If there were any Coptic scholars in Egypt they would have gone to Baghdad, which was nearer to Alexandria and was the seat of the government, where they could have gained favor of the caliph, won fame, and made a fortune. They would not have made a long and arduous trek to Medina to give lessons to the Imams (a.s.) in astronomy, geography, physics and chemistry with no hope of recovering their expenses. Moreover, by doing so they would have definitely incurred the wrath of the people in power who were hostile to the Imams (a.s.).
There was also the language problem. It would have been very difficult for Coptic scholars to translate into Arabic what they had learnt in Greek, when there were no equivalent scientific and technical terms in Arabic. Even up to the time of Ma’mun, who was giving gold equal to the weight of Greek books, which were translated into Arabic, there were few scholars in the Muslim world, who could do the job, take that rich reward, earn fame and get a lucrative post in the Translation Bureau of the Caliph.
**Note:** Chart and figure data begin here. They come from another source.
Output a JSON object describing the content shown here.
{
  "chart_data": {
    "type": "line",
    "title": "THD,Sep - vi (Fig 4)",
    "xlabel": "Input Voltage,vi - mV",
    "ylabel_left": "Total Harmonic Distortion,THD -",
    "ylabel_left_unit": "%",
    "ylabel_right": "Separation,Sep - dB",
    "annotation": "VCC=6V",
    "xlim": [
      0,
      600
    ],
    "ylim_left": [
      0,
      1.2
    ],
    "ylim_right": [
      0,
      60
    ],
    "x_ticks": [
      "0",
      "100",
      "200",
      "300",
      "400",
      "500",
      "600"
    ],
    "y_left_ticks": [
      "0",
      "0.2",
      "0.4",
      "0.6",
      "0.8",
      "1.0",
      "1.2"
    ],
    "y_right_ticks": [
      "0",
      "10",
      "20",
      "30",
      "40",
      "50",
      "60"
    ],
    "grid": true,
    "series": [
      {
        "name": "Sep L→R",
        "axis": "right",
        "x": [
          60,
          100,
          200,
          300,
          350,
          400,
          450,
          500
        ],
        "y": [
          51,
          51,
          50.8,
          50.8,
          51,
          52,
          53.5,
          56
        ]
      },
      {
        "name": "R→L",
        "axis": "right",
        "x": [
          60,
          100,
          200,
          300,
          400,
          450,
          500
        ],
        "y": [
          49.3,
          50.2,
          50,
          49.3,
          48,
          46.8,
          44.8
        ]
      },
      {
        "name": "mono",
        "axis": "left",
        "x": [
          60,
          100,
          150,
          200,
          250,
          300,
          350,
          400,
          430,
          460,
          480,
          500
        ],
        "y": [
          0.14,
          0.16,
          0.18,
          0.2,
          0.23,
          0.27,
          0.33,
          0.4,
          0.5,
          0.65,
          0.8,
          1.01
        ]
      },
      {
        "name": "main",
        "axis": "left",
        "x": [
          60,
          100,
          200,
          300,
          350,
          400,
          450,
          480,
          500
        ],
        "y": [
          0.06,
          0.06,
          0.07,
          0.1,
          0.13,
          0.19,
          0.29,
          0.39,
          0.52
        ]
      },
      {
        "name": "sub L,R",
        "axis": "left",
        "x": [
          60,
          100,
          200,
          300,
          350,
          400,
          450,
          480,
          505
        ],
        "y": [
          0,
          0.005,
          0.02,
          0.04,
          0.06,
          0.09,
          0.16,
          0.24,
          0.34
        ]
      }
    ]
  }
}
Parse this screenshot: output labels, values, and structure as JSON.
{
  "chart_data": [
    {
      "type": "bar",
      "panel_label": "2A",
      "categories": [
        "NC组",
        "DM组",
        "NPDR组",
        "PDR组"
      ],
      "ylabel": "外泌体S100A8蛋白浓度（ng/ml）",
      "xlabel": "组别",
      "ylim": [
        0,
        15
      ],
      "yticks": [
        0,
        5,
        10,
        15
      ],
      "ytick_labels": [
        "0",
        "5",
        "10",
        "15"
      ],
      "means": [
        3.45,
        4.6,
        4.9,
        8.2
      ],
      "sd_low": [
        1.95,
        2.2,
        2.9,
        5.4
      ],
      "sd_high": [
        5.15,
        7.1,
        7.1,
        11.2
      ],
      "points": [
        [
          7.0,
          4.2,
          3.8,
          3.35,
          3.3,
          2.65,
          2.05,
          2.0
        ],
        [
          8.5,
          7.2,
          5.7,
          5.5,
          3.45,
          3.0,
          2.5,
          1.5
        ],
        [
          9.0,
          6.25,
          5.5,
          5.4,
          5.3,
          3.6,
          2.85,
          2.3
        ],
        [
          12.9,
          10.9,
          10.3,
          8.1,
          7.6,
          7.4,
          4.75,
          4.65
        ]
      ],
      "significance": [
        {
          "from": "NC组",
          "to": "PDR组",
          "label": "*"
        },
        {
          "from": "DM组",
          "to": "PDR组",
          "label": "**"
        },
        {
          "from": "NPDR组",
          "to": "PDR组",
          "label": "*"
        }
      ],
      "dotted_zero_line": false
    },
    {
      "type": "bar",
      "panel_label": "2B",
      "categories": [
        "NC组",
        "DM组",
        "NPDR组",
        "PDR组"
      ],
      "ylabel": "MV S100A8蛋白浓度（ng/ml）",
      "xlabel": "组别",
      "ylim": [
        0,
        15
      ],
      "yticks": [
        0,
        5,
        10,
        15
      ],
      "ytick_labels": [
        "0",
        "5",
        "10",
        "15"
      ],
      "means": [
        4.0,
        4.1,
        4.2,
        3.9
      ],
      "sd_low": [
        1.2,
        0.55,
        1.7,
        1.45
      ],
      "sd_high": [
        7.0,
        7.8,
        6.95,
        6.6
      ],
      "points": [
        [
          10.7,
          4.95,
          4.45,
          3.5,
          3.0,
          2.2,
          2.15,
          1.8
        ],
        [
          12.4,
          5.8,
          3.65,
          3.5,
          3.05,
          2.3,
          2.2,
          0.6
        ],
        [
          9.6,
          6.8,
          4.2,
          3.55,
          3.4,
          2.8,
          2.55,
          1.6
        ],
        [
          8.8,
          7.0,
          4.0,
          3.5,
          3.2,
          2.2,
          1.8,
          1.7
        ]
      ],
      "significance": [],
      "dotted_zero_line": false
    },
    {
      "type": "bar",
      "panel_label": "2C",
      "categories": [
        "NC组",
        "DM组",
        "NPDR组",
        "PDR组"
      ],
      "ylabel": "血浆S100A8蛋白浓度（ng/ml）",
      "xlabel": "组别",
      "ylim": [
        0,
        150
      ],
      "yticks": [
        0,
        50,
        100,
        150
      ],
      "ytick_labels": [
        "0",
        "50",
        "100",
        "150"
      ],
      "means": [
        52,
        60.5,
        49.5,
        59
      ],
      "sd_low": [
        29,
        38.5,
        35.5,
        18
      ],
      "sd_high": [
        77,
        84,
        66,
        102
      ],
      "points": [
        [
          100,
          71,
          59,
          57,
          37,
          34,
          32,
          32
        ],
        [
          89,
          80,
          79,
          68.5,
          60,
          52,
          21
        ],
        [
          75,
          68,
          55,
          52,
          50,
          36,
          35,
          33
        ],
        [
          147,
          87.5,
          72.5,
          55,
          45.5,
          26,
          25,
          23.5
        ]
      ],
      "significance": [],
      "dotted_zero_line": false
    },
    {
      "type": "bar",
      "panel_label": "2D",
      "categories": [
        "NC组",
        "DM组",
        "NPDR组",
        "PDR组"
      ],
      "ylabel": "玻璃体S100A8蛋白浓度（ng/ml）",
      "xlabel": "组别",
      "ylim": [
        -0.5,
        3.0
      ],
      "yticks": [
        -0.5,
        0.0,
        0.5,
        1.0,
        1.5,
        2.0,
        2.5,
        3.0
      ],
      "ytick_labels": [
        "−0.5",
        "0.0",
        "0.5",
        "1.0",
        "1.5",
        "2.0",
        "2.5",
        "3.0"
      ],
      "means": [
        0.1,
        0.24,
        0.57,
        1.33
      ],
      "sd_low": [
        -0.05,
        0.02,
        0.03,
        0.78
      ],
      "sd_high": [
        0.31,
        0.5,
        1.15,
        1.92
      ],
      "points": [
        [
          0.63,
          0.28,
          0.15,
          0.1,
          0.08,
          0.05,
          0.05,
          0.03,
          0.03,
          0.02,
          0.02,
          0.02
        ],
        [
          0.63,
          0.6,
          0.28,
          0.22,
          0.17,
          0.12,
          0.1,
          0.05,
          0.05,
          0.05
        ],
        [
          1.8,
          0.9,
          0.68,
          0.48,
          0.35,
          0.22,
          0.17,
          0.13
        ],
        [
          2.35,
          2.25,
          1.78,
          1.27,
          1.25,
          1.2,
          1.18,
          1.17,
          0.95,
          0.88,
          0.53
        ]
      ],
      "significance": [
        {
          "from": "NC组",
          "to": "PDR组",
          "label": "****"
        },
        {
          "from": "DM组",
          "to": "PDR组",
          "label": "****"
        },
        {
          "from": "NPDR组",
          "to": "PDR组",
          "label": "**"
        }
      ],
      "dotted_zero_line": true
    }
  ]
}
Since there were no scholars who were proficient in Greek as well as in Arabic languages, most of the Greek works were first translated into Syriac, an old language of Syria, by the scholars, who knew Greek as well as Syriac. Then they were translated from Syriac into Arabic by young Syriac knowing scholars who had also studied Arabic. The difficult passages in the original were translated word for word. Where no Arabic equivalent was known, the Greek terms were simply transliterated with some adaptations.